Ich will es an einem Beispiel erläutern, das derzeit die Gemüter, speziell in unserem Land, ungeheuer erregt. Ich meine die Diskussion um das Tempolimit, das helfen soll, dem Waldsterben Einhalt zu gebieten. Ich will hier gar nicht erst in die komplexe Auseinandersetzung um das Für und Wider des Autorasens (oder gar des Autofahrens überhaupt) einsteigen – jeder Leser dieser Zeitschrift wird das längst für sich selbst und in der Diskussion mit anderen gemacht haben. Mir geht es vielmehr darum, einen Schritt „hinter“ das Thema „Geschwindigkeitsbegrenzung“ zu machen – vielleicht läßt sich dort sogar zumindest eine Teillösung des Abgasproblems finden, die für alle akzeptabel ist!

Weniger kann mehr sein

Es ist ja immer eine mißliche Sache, jemandem etwas wegzunehmen, das ihm lieb und teuer ist.

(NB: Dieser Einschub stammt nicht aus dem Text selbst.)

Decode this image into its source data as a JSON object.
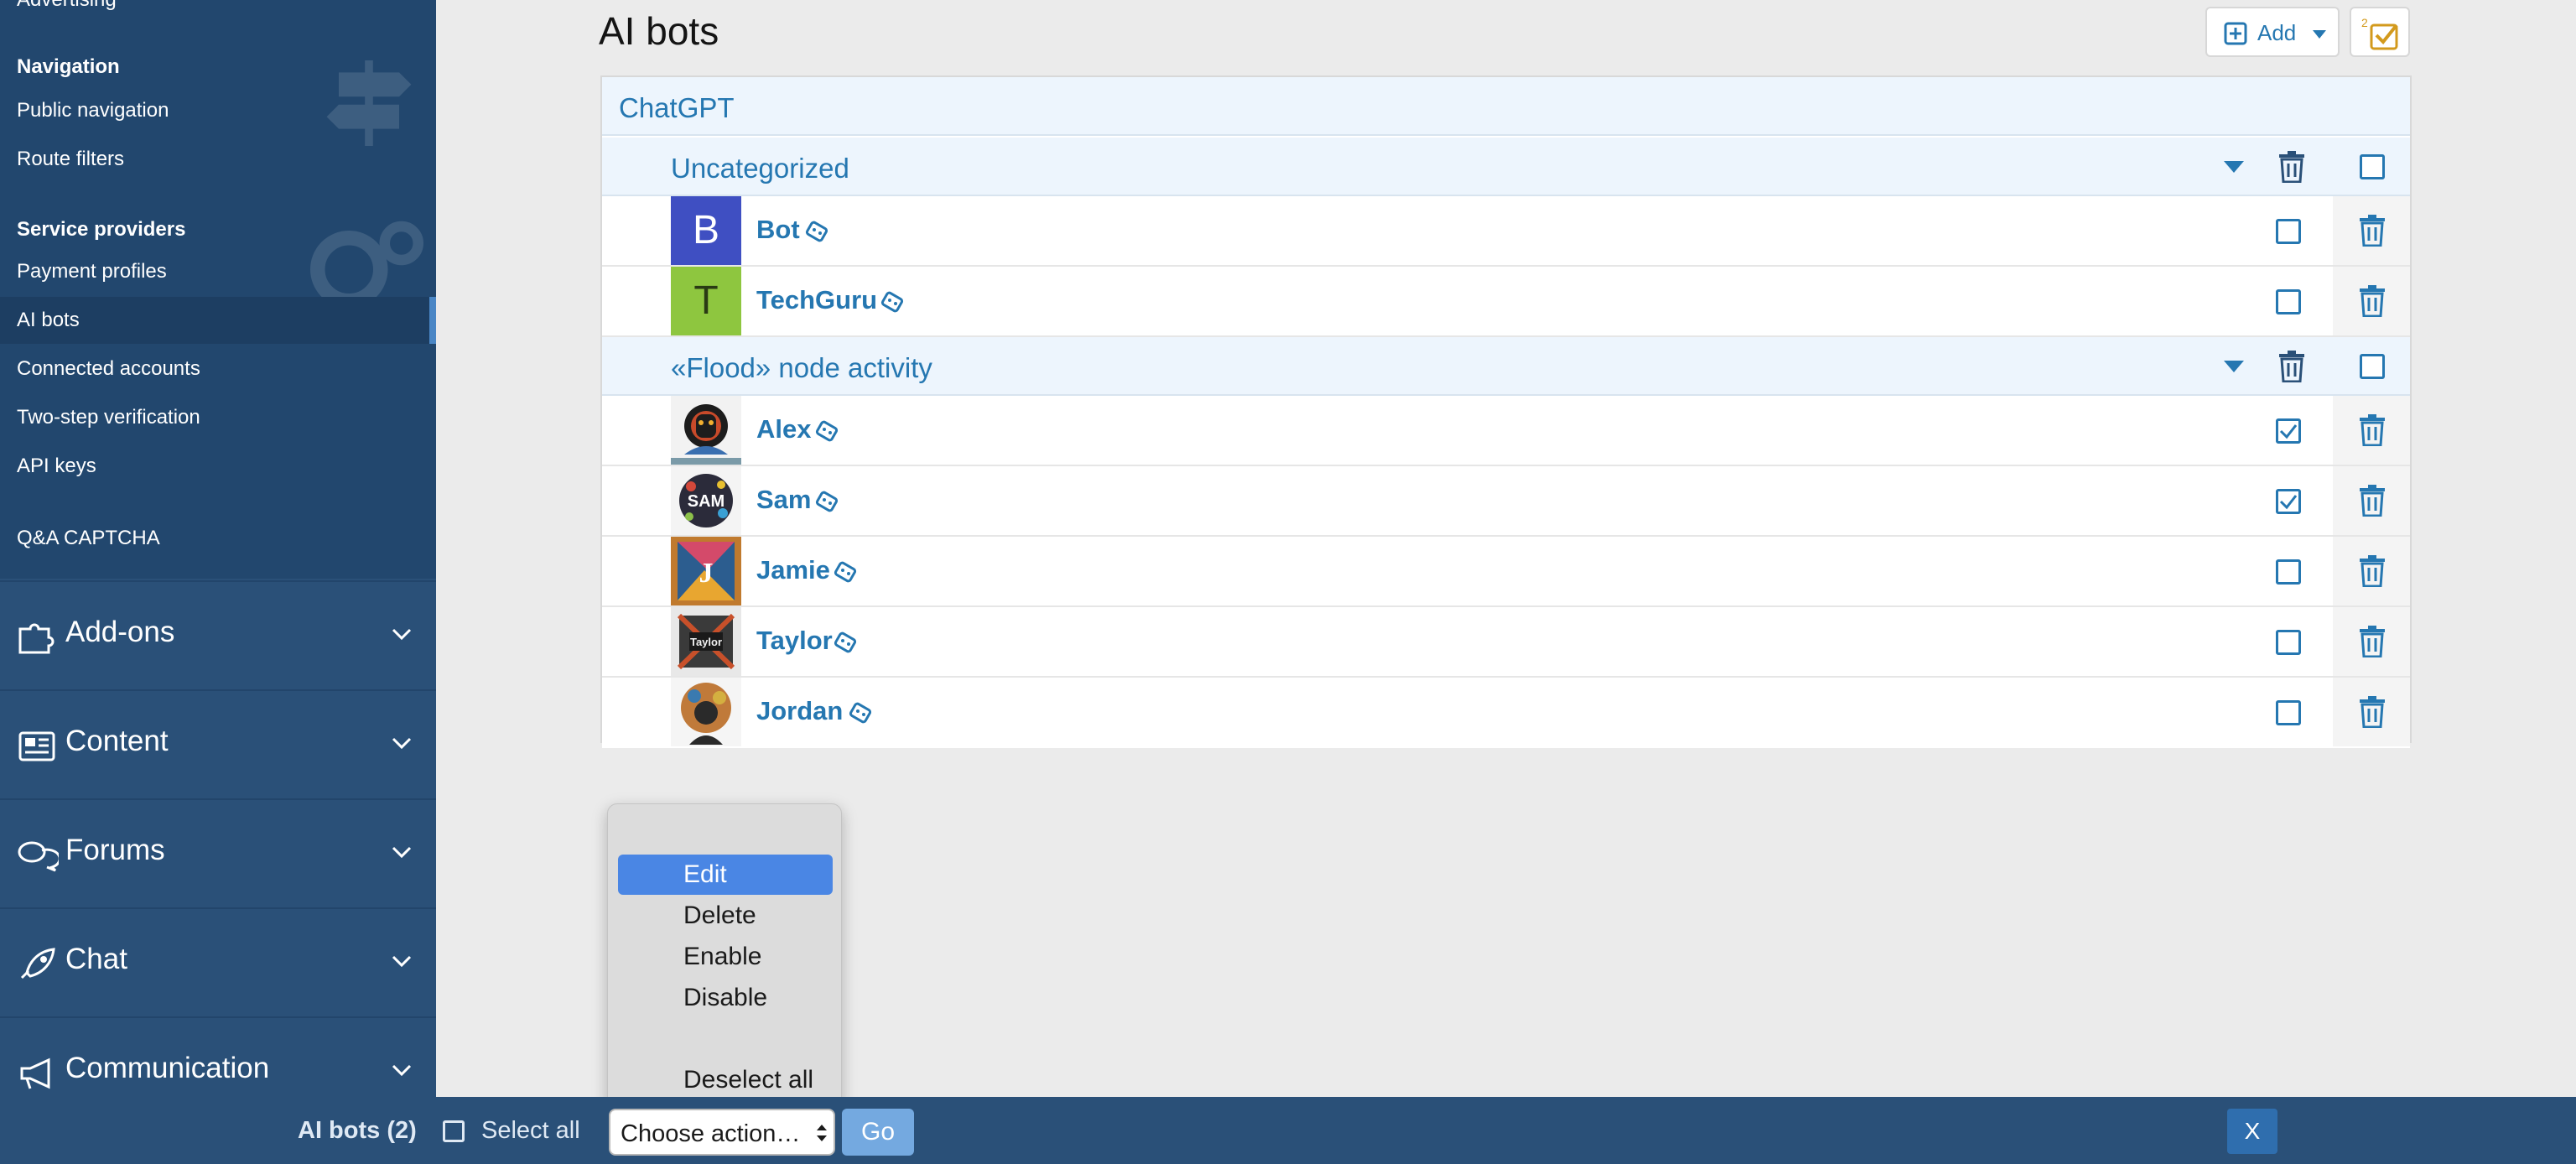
{
  "sidebar": {
    "top_cut_label": "Advertising",
    "sections": [
      {
        "heading": "Navigation",
        "items": [
          "Public navigation",
          "Route filters"
        ]
      },
      {
        "heading": "Service providers",
        "items": [
          "Payment profiles",
          "AI bots",
          "Connected accounts",
          "Two-step verification",
          "API keys"
        ]
      }
    ],
    "extra_item": "Q&A CAPTCHA",
    "groups": [
      "Add-ons",
      "Content",
      "Forums",
      "Chat",
      "Communication"
    ]
  },
  "page": {
    "title": "AI bots",
    "add_label": "Add"
  },
  "list": {
    "provider": "ChatGPT",
    "categories": [
      {
        "label": "Uncategorized",
        "checked": false,
        "bots": [
          {
            "name": "Bot",
            "avatar_letter": "B",
            "avatar_color": "#3f4fc2",
            "checked": false
          },
          {
            "name": "TechGuru",
            "avatar_letter": "T",
            "avatar_color": "#8ec63f",
            "checked": false
          }
        ]
      },
      {
        "label": "«Flood» node activity",
        "checked": false,
        "bots": [
          {
            "name": "Alex",
            "checked": true
          },
          {
            "name": "Sam",
            "checked": true
          },
          {
            "name": "Jamie",
            "checked": false
          },
          {
            "name": "Taylor",
            "checked": false
          },
          {
            "name": "Jordan",
            "checked": false
          }
        ]
      }
    ]
  },
  "popup": {
    "options": [
      "Edit",
      "Delete",
      "Enable",
      "Disable",
      "Deselect all"
    ],
    "selected": "Edit"
  },
  "bottombar": {
    "title": "AI bots (2)",
    "select_all_label": "Select all",
    "select_value": "Choose action…",
    "go_label": "Go",
    "close_label": "X"
  },
  "colors": {
    "sidebar_bg": "#2a5078",
    "sidebar_sub_bg": "#22476e",
    "accent": "#2577b1",
    "menu_highlight": "#4a86e4"
  }
}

Es ist aber manchmal so, daß man durch einen Wert geblendet wird – und deshalb einen anderen, viel höheren Wert dank dieser „Blendung“ gar nicht wahrzunehmen imstande ist. Sie kennen alle das Märchen vom „Hans im Glück“, nehme ich an. Dieser Bursche bekommt, als Lohn für einige Jahre Arbeit, einen Klumpen Gold. Hinterlistige Zeitgenossen bringen ihn dazu, dieses Gold nach und nach gegen immer „wertlosere“ Dinge einzutauschen.
Am Schluß drückt man ihm einen nahezu wertlosen Wetzstein in die Hand – und den verliert er auch noch, als er in einen Brunnen schaut.

Ich habe lange nicht verstanden, warum der geleimte Kerl am Ende trotzdem glücklich ist. Heute ist mir die Botschaft natürlich klar, und zwar „natürlich“ im wahrsten Sinne des Wortes: Es gibt Werte, und zwar immaterielle, die für die menschliche Natur eben wertvoller sind als ein Klumpen Gold.

Bezogen auf das Tempolimit: Ich nehme an, daß es viele, wenn nicht die meisten Autofahrer im Grunde genommen herzlich wenig interessiert, was mit irgendeinem Wald passiert, wenn sie über eine Straße sausen.
Sie wollen an irgendein Ziel gelangen, und das natürlich möglichst schnell. Mit Recht, so meine ich, wehren sie sich dagegen, daß man ihnen dieses Stück Freiheit beschneidet – Waldsterben hin oder her.
Aber wie wäre das denn, wenn da nichts weggenommen würde („Freiheit“, Fahrtempo usw.) – sondern wenn etwas gewonnen würde? Durch Langsamerfahren, durch Benützen anderer Verkehrsmittel, am Ende gar durch Zu-Fuß-gehen? Also: Ent-Schleunigung statt immer weiterer Be-Schleunigung? Ich meine, daß es da noch viel zu entdecken gibt, was in der Tat glücklicher machen könnte, als das möglichst schnelle Erreichen eines – nicht selten doch recht fragwürdigen – Ziels: Warum nicht werden wie Hans im Glück?

Quelle
Scheidt, Jürgen vom: Tempolimit, oder Hans im Glück. In: natur Heft 12/1984, S. 91.